The practice of escrow can be identified as being either ‘traditional’ or ‘modern’. ‘Traditional’ escrow involves simply placing the software’s source code on physical media and depositing with the escrow agent. The escrow agent does not verify the source code to see that what was deposited was in fact the complete set of source code, associated technical documentation etc.
Until recently, most escrow arrangements were traditional in their approach. Custodians such as banks, notaries and legal firms physically ‘held’ a copy of the software source code as a deposit but did not technically verify that the deposit was complete, correct or up-to-date. If the escrowed material was out-of date, incomplete or unusable, then the protection afforded by the escrow agreement was worthless.
Further, the use of legal firms seldom met the requirement for independence demanded of escrow agents.
Modern software escrow agreements provide options so the end-user can elect for the escrowed material to undergo regular verification.

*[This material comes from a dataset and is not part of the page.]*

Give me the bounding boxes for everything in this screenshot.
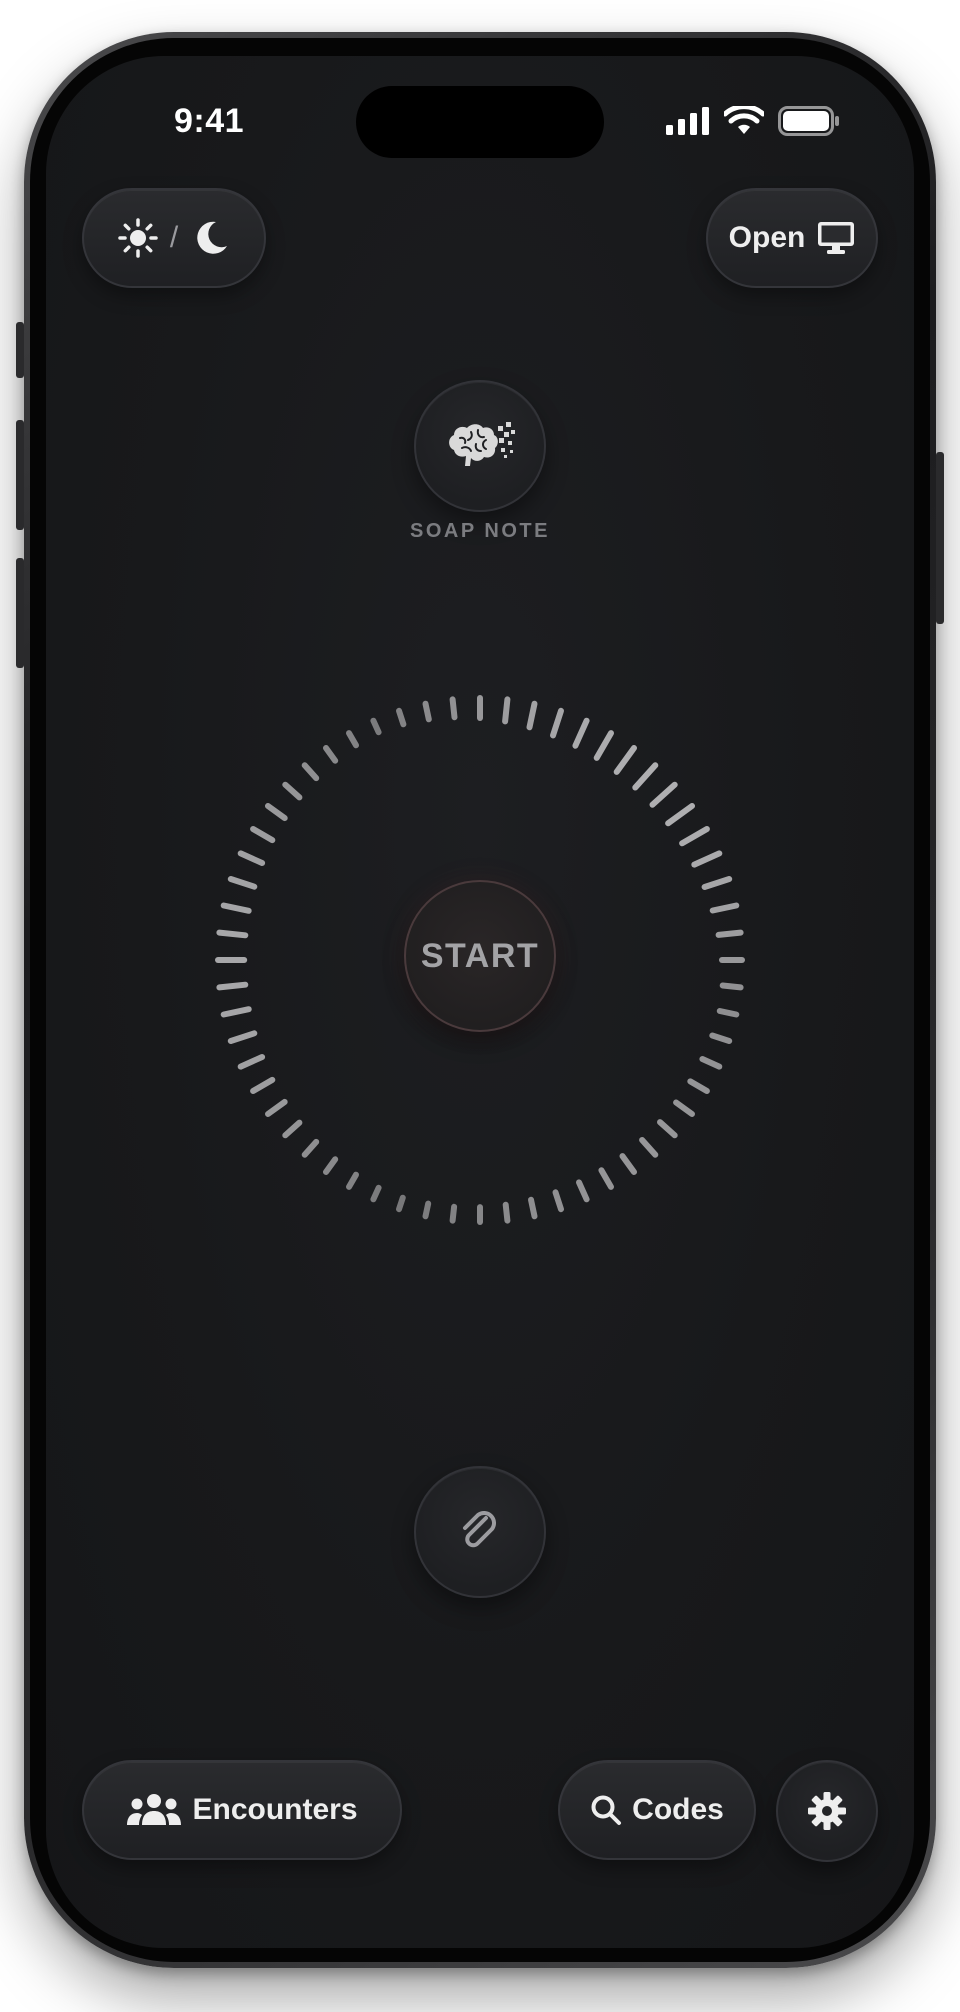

Several options of verification provide deeper and deeper levels of assurance that the escrowed material contains what your software vendor committed to lodge, and that the materials are complete, up-to-date and usable.
Verification results evidence that greater than 90% of escrowed material is incomplete and often of little use to the end-user.
Traditional escrow arrangements are characterised by:
- passive or no monitoring of contract compliance
- media is transferred from vendor to escrow agent on physical media (CD / Tape)
- physical storage of the media in a secure location
- no validation process
- often no requirement or process to refresh or update the escrowed material
For an escrow agreement to be qualified as Modern, the following conditions must be present:
- the arrangement should be legally sound and the contract actively and continuously monitored for compliance;
- escrowed material should have been transferred to the escrow agent using a secure and encrypted medium,
- the escrowed material must be stored in two geographically distant locations including one electronic vault and one electro-magnetically shielded security deposit enclosure
- the escrowed material should be independently validated by a suitably qualified independent and neutral expert third party using an appropriate software verification process
- source code and supporting material should be updated frequently (several times a year).
Traditional escrow therefore offers little assurance that the source code material is present or that it will be of any use when called upon.
Traditional escrow should no longer be considered proper protection of your business. It does not meet ISEA (International Software Escrow Association) regulations for source code escrow practice.